6) Various — “Go Ahead, Copy This Noise” — Should I take shit for being on this double-disc compilation of Southern Illinois noise artists and later putting it in my year-end list? Please. I’ve got two tracks in Dictaphonia as well, and I’m not even blushing. It’s true, I may have no ethics– but that doesn’t mean this isn’t a kick-ass collection. Plus, you just know it’s going to be a collectible someday, most likely re-released on some Dutch label with intense liner notes and a wooden box. That thing’s going to be expensive too, and you’d have to hunt for it on eBay. Better just download this one now, and save yourself the hassle.
7) Neil Rolnick — “The Economic Engine” — This is why I always present my list in “no particular order.” Clearly, my noise activities aren’t any threat to Rolnick’s absolute ability to command my stereo for days at a time. On his third release for Innova, Rolnick presents a compelling four-part picture of modern China, and it’s a set of works that really gets me excited to have heard them. It doesn’t hurt that this is fertile material for intellectual consideration as well– it ought to at least hold me until Rolnick’s next offering.
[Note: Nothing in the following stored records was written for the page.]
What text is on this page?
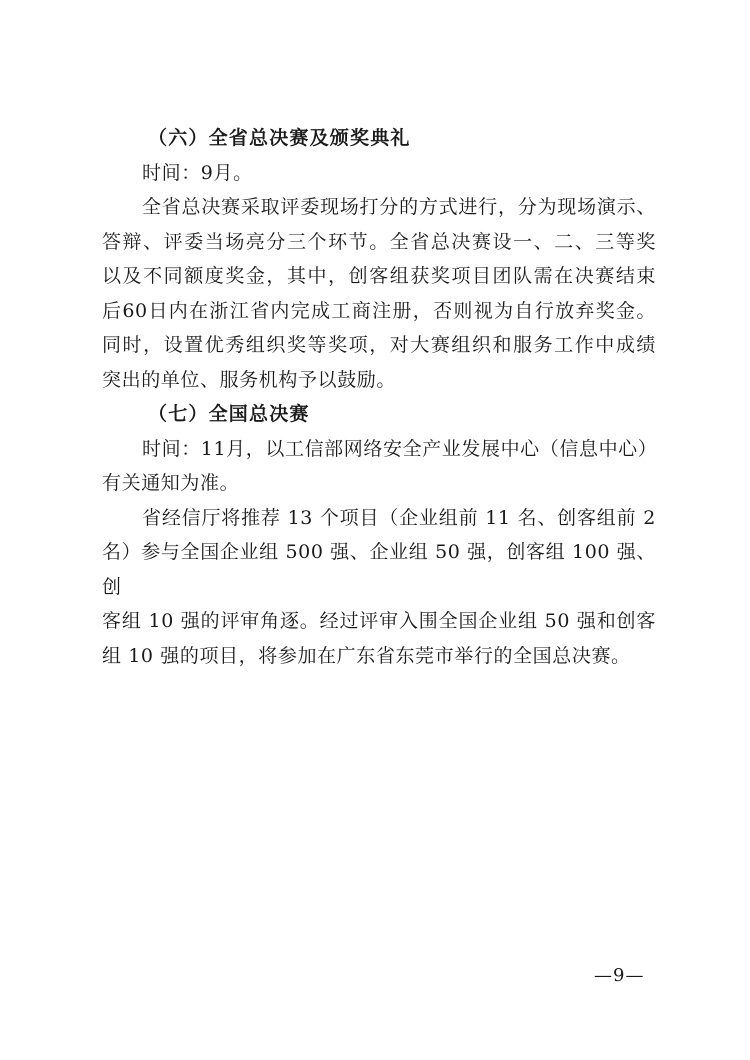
（六）全省总决赛及颁奖典礼
时间：9月。
全省总决赛采取评委现场打分的方式进行，分为现场演示、
答辩、评委当场亮分三个环节。全省总决赛设一、二、三等奖
以及不同额度奖金，其中，创客组获奖项目团队需在决赛结束
后60日内在浙江省内完成工商注册，否则视为自行放弃奖金。
同时，设置优秀组织奖等奖项，对大赛组织和服务工作中成绩
突出的单位、服务机构予以鼓励。
（七）全国总决赛
时间：11月，以工信部网络安全产业发展中心（信息中心）
有关通知为准。
省经信厅将推荐 13 个项目（企业组前 11 名、创客组前 2
名）参与全国企业组 500 强、企业组 50 强，创客组 100 强、创
客组 10 强的评审角逐。经过评审入围全国企业组 50 强和创客
组 10 强的项目，将参加在广东省东莞市举行的全国总决赛。
—9—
8) Renato Rinaldi — “We Shall Overtone” — My favorite unexpected noise of the year, and rather strange stuff to boot… well, strange enough that even Last Visible Dog doesn’t quite know how to describe it. If you were excited about the potential (somewhat) unrealized in their Yermo release, you’ll really dig this disc, which is firing away on all cylinders towards destinations unknown. Recommended for adventurers.
9) Chefkirk & Ironing — “Notorious” — Ironing’s tape delirium goes surprisingly well with the spare no-input mixer contributions from Chefkirk, much more so that I would have expected. This is the Hymns label’s second entry in my Neat-O lists, so consider it your heads-up for picking yourself up a copy of this one– you’ll be happy you took my advice.
10) Matt Weston — “Seasick Blackout” — I haven’t been this excited about an EP since… well, I don’t know when. I’ll grant you that I’m a bit manic, but my sustained interest usually means I’m on track. “Seasick Blackout” has got me riveted, and I’ve played it for anyone I can corner with a speaker and 20 minutes to spare. If I beat you over the head with one release this year, it’s this one– so go get it, and buy an extra for a friend.
11) Eyes Like Saucers — “Parmalee, Tribute to a Dog” — This one might be a bit time-weighted, I’ll admit. It’s hard to tell whether or not I would have still been hot on this one if it had come out in January, but that’s the nature of chronology, eh? Regardless, I’ve dug enough of Eyes Like Saucers to know that I continually enjoy his lo-key improvisations, particularly so for their spare aesthetic and highly-individual sense of direction. I also note that it’s a disc that I’ve been returning to on a regular basis, which is always a plus.
12) Various — “Zelphabet” — I mentioned GX Jupitter-Larsen’s ongoing series of 27 noise releases last year, and I meant it when I said they were worth your while. They’re on the “I” volume now, and I’d feel bad if I didn’t mention to you all again how much this series has consistently maintained my interest and my respect. If you’re missing out on these, get your shit together before any of them sell out. Don’t say I didn’t warn you!